Opening a dataset in writing mode

To save this array along with georeferencing information to a new raster data file, call rasterio.open() with a path to the new file to be created, 'w' to specify writing mode, and several keyword arguments.

  • driver: the name of the desired format driver
  • width: the number of columns of the dataset
  • height: the number of rows of the dataset
  • count: a count of the dataset bands
  • dtype: the data type of the dataset
  • crs: a coordinate reference system identifier or description
  • transform: an affine transformation matrix, and
  • nodata: a “nodata” value

The first 5 of these keyword arguments parametrize fixed, format-specific properties of the data file and are required when opening a file to write. The last 3 are optional.

In this example the coordinate reference system will be “+proj=latlong”, which describes an equirectangular coordinate reference system with units of decimal degrees. The right affine transformation matrix can be computed using a function in the rasterio.transform module.

>>> from rasterio.transform import from_origin
>>> res = (x[-1] - x[0]) / 240.0
>>> transform = from_origin(x[0] - res / 2, y[-1] + res / 2, res, res)
>>> transform
Affine(0.033333333333333333, 0.0, -4.0166666666666666,
       0.0, -0.033333333333333333, 3.0166666666666666)

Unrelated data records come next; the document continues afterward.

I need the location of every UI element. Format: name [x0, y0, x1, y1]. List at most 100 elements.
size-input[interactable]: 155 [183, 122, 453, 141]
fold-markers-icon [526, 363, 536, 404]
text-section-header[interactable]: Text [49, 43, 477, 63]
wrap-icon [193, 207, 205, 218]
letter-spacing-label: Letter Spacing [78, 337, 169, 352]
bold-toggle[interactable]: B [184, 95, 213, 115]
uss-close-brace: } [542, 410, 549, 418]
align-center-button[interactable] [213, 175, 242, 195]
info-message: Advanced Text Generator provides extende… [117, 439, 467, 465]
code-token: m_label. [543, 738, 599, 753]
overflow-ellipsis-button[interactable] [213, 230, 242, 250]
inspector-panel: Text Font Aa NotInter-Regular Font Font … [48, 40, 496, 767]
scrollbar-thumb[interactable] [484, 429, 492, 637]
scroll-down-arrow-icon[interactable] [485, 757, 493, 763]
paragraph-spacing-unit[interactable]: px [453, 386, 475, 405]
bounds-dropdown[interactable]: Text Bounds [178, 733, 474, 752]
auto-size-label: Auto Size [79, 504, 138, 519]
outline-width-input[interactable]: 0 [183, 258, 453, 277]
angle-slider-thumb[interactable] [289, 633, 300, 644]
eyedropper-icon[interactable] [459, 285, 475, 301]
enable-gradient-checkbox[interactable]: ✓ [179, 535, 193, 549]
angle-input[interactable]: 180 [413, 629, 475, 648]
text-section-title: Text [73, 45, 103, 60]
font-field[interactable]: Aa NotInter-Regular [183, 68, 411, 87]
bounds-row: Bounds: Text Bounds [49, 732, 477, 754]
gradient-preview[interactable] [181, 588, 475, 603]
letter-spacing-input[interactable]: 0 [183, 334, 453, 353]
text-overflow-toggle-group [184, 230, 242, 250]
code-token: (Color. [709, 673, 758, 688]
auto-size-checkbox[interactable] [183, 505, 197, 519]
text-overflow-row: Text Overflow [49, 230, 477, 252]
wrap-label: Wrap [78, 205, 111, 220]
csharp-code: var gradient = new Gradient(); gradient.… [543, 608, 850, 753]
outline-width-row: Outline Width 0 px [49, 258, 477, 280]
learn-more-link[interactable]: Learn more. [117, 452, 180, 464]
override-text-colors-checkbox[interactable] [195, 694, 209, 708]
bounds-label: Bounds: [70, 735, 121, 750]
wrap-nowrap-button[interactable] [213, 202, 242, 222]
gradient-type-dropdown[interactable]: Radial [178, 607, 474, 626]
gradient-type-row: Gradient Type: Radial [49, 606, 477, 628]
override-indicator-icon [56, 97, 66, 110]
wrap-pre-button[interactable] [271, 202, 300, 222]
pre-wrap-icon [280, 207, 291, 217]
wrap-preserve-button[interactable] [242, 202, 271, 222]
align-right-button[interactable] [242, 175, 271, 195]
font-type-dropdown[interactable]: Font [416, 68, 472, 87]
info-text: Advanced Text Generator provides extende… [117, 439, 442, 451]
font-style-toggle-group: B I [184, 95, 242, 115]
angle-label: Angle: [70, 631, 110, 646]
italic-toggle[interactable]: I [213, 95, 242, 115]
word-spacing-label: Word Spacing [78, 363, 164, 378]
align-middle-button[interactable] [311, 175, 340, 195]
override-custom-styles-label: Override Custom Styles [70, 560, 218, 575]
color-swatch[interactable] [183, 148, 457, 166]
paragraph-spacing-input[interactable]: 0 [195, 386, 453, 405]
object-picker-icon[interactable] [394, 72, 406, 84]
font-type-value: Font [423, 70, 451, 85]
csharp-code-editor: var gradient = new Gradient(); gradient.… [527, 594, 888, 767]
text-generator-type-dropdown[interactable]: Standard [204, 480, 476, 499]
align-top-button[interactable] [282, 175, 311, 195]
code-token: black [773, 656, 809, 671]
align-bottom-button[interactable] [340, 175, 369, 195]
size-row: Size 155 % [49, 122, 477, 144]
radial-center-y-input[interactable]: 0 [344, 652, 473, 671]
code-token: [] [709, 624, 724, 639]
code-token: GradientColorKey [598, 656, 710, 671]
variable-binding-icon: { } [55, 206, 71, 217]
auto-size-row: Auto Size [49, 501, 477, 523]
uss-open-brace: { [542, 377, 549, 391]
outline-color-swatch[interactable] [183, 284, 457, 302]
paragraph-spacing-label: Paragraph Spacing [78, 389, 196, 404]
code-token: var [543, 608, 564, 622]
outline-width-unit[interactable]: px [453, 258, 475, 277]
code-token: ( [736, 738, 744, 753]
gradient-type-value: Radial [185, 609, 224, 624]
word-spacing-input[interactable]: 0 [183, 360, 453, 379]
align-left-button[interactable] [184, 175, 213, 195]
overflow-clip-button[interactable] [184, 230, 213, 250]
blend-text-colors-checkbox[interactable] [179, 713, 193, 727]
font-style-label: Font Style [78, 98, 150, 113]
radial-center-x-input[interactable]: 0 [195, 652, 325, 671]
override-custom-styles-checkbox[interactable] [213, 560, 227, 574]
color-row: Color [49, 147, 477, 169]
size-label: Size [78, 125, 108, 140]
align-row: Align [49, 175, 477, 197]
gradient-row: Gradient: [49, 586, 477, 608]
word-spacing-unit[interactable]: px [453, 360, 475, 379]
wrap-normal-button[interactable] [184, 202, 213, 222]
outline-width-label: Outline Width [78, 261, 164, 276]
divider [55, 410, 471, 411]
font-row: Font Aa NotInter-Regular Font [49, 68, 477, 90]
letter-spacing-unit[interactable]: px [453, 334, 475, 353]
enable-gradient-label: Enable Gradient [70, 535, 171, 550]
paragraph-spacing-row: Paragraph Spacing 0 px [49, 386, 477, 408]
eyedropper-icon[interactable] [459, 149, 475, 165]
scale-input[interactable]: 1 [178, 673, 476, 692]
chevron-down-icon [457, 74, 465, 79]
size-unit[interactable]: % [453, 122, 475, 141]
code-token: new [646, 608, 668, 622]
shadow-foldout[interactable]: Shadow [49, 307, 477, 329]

The upper left point in the example grid is at 3 degrees west and 2 degrees north. The raster pixel centered on this grid point extends res / 2, or 1/60 degrees, in each direction, hence the shift in the expression above.

A dataset for storing the example grid is opened like so

>>> new_dataset = rasterio.open('/tmp/new.tif', 'w', driver='GTiff',
...                             height=Z.shape[0], width=Z.shape[1],
...                             count=1, dtype=Z.dtype,
...                             crs='+proj=latlong', transform=transform)

Values for the height, width, and dtype keyword arguments are taken directly from attributes of the 2-D array, Z. Not all raster formats can support the 64-bit float values in Z, but the GeoTIFF format can.

Saving raster data

To save the grid, call the new dataset’s write() method with the grid and target band number as arguments.

>>> new_dataset.write(Z, 1)

and then call the close() method to sync data to disk and finish.

>>> new_dataset.close()

Because Rasterio’s dataset objects mimic Python’s file objects and implement Python’s context manager protocol, it is possible to do the following instead.

with rasterio.open('/tmp/new.tif', 'w', driver='GTiff', height=Z.shape[0],
                   width=Z.shape[1], count=1, dtype=Z.dtype,
                   crs='+proj=latlong', transform=transform) as dst:
    dst.write(Z, 1)

These are the basics of reading and writing raster data files. More features and examples are contained in the advanced topics section.

[1]“example.tif” is an alias for band 4 of Landsat scene LC80370342016194LGN00.